Ai and the problems with copyright
”A copyright is a type of intellectual property that gives its owner the exclusive legal right to copy, distribute, adapt, display, and perform a creative work”.
What is copyright infringement?
”As a general matter, copyright infringement occurs when a copyrighted work is reproduced, distributed, performed, publicly displayed, or made into a derivative work without the permission of the copyright owner.” –US Copyright office
”Public availability does not mean free to use. Copyright and licensing still applies to works published online” – Harvard University
The latest rulings have determined Ai training on unauthorized works to not fall under fair use.
USA: https://www.pbwt.com/publications/ai-training-using-copyrighted-works-ruled-not-fair-use
EU: Copyright Opt-Out: Specifically, the act extends an opt-out mechanism originally intended for text and data mining (TDM) to AI training. This means copyright holders can choose to prevent their work from being used in AI training, even if it’s publicly available.

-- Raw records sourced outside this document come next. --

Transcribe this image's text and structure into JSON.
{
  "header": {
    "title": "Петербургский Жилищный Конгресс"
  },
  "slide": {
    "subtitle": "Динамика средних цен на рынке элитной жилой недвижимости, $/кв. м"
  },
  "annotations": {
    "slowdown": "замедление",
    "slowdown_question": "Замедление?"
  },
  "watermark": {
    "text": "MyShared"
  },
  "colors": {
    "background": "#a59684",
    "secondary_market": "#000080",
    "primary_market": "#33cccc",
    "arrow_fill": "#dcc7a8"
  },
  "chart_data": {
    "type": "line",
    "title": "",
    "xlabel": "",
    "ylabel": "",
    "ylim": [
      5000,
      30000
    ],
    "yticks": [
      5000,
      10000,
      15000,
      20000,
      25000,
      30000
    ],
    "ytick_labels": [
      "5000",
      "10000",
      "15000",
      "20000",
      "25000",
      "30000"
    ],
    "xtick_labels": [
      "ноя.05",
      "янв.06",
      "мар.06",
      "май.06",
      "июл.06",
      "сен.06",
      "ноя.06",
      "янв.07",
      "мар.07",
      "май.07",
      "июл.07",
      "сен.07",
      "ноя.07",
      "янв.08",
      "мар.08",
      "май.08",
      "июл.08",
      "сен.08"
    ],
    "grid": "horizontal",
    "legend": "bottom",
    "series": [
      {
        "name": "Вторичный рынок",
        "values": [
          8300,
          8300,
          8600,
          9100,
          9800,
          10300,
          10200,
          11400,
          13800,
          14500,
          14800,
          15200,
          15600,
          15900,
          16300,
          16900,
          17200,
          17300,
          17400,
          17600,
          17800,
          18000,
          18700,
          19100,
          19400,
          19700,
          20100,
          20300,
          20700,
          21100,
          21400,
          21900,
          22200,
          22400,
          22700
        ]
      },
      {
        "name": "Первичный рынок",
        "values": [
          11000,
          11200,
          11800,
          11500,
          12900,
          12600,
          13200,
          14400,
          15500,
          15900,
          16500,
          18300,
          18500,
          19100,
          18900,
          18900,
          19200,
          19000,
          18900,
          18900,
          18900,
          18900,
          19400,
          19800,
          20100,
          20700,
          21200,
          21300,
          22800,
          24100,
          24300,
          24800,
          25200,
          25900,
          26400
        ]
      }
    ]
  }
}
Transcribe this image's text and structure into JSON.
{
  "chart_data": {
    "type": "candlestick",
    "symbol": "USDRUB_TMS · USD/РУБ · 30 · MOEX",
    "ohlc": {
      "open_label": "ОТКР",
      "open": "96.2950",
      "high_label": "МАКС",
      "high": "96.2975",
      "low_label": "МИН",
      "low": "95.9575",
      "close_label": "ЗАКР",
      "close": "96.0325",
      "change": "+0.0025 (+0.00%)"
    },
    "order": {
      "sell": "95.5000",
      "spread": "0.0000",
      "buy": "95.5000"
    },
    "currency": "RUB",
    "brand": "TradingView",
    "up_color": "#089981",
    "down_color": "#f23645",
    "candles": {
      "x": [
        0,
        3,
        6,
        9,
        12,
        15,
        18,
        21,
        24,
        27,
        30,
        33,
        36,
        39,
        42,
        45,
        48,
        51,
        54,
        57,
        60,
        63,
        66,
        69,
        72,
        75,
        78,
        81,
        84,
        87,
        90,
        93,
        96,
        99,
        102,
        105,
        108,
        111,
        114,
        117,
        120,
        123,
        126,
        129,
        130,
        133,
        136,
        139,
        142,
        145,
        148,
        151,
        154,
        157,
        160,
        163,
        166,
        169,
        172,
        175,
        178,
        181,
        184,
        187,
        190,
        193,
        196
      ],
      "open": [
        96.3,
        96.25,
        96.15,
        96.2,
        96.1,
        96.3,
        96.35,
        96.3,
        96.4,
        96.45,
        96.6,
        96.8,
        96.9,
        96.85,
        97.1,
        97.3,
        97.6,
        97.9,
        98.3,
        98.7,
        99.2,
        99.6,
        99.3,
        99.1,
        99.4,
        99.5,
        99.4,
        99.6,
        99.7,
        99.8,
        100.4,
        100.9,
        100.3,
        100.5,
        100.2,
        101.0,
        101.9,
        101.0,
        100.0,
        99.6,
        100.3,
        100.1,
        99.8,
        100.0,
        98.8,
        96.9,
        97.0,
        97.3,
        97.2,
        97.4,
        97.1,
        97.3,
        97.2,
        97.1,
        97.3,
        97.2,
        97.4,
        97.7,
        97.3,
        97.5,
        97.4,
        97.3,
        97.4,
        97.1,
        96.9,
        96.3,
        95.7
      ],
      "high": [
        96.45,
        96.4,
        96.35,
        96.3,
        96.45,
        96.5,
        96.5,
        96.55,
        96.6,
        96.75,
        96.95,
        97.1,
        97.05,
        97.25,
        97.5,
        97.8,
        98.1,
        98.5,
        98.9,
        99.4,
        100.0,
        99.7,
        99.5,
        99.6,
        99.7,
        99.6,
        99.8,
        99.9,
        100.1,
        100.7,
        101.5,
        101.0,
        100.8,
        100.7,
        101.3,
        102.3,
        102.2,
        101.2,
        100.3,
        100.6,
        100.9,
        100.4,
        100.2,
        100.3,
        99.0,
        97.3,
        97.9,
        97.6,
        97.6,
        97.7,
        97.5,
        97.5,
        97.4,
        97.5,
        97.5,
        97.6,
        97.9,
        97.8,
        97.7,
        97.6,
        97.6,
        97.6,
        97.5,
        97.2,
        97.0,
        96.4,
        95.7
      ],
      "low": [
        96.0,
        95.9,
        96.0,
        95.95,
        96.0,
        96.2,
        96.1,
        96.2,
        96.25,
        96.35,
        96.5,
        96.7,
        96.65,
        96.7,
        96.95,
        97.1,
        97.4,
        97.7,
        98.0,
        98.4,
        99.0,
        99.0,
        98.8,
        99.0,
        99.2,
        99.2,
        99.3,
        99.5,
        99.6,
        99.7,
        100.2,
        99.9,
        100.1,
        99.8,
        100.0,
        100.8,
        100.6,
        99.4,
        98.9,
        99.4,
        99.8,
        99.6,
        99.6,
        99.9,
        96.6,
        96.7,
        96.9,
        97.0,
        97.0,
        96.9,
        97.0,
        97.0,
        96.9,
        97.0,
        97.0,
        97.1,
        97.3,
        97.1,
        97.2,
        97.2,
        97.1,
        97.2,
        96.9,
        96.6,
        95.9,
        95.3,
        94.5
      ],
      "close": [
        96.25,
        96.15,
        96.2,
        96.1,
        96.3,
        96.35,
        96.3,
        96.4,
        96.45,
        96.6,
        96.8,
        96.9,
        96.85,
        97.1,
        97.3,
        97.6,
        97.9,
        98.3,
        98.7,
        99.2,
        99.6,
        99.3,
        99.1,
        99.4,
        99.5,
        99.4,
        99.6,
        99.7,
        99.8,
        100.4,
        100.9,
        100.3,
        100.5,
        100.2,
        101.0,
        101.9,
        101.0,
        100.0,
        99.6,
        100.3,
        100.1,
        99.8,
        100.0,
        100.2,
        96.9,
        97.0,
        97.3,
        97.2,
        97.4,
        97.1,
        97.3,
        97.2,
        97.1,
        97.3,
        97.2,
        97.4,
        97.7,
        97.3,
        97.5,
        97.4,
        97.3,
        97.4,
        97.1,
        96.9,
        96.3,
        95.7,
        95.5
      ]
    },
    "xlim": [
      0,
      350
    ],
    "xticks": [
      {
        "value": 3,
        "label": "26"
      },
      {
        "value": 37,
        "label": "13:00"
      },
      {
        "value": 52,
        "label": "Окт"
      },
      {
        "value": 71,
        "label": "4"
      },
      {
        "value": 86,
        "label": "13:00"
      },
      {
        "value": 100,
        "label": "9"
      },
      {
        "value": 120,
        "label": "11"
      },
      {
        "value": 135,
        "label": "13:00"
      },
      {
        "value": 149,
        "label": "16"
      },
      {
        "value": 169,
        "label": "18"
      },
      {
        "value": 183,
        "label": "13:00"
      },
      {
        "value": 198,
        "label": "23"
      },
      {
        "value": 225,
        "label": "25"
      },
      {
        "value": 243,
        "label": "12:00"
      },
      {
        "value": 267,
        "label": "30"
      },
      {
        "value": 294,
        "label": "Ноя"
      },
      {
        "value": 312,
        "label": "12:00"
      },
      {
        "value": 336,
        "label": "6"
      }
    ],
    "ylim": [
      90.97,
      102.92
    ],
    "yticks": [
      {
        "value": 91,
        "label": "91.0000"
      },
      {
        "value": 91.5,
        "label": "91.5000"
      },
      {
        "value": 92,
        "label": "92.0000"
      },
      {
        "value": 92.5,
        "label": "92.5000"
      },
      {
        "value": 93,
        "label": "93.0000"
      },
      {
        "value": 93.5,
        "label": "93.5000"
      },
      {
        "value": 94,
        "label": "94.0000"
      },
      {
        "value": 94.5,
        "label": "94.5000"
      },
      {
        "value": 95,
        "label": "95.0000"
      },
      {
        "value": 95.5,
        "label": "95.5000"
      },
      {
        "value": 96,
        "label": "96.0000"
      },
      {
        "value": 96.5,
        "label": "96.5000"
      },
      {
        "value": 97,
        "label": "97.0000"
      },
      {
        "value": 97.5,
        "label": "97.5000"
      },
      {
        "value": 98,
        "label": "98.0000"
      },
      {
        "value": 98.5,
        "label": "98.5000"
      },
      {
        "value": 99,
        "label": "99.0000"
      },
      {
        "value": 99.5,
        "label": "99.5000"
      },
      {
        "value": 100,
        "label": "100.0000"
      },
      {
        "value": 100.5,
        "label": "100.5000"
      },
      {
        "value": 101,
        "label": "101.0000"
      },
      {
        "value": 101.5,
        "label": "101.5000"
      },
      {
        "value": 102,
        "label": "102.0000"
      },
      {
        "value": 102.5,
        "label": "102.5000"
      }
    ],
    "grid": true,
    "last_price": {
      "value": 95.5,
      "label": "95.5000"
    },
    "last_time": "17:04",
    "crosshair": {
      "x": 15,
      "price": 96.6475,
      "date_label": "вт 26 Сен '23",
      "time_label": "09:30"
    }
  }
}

Why this is the correct ruling:
In order to make the Ai models, you currently need to download the works locally in order to turn the images into embeddings and train the model. This is simply copyright infringement as copying is a reproduction without premission. Downloading to RAM / browser cache doesnt make an infringing copy, because that is what the owner of the work has approved of (if the work isnt stolen and then put up to internet). But current Ai models for efficiency copy the works into local memory.
Though even if the Ai companies perform data laundering*, and don’t copy locally, they are still breaking licensing terms of the works. This is due to how the owners of the works have intended the works to be viewed: Exclusively by humans (and necessary machines like hosting service and google search** bot to enable people to find the work), but not by bots or software that feeds the works into Ai training. This means the Ai scrapers aren’t allowed to even view the works according to how the owners have intended to make the works to be available.
Licensing differently for different audiences is completely normal thing in other fields as well, and 100% the right of the copyright owner.
Software: Student licensing: free for student use, paid for companies and commercial work.
Museums: Children attend for free, adults must pay a fee.
When it comes to ethics this is an obvious case:
People should be paid for their work. Ai models are currently not compensating for one of the main components of their software development process and building blocks of their model, which is simply exploitation.
Furthermore, Ai’s output competes and devalues the original work. They do not grant any benefits to the owners of the works in the dataset (like google search provides links to the owner), but instead induce costs to them by crawling their websites and Ai works flooding the platforms reducing their visibility even more.
There is no ethical reason why building for profit software should be enabled to exploit the work of other people without compensating them, when it at the same time causes them harm.
Similar consent and use limiting laws apply to marketing and IoT data handling already.
*(Data laundering is the act of having a third party do the downloading / turning the works into a reprhased dataset in the name of non-commercial use, and then having a commercial company use that dataset to train the model.)
**Google image search is a symbiotic relationship where google points to your content thus providing you a service. You can also opt out of google image search if you want.
Common arguments debunked:
Humans are allowed to learn so should be Ai. Simply no.
Like above pointed even for humans there can be different licensings. Furthermore, Ai isn’t sentient and wishing to see those things or exposed to them organically. Ai use datasets spesifically selected and crawled to be used in software development.
When you abstract and focus only on the important part (learning) it should be fair use. Simply no.
Abstracting to a very narrow argument from the whole Ai development to try to argue fair use, is meaningless when assessed in the real world and in the wider context of reality.
The work isnt really used so training is okay! Simply delusional take. When value is extracted from the work by ingesting it’s core and essense (as that is the whole purpose of training) it certainly is used in the process. When this is done in structured and mass environment it no longer falls under consumer licensing.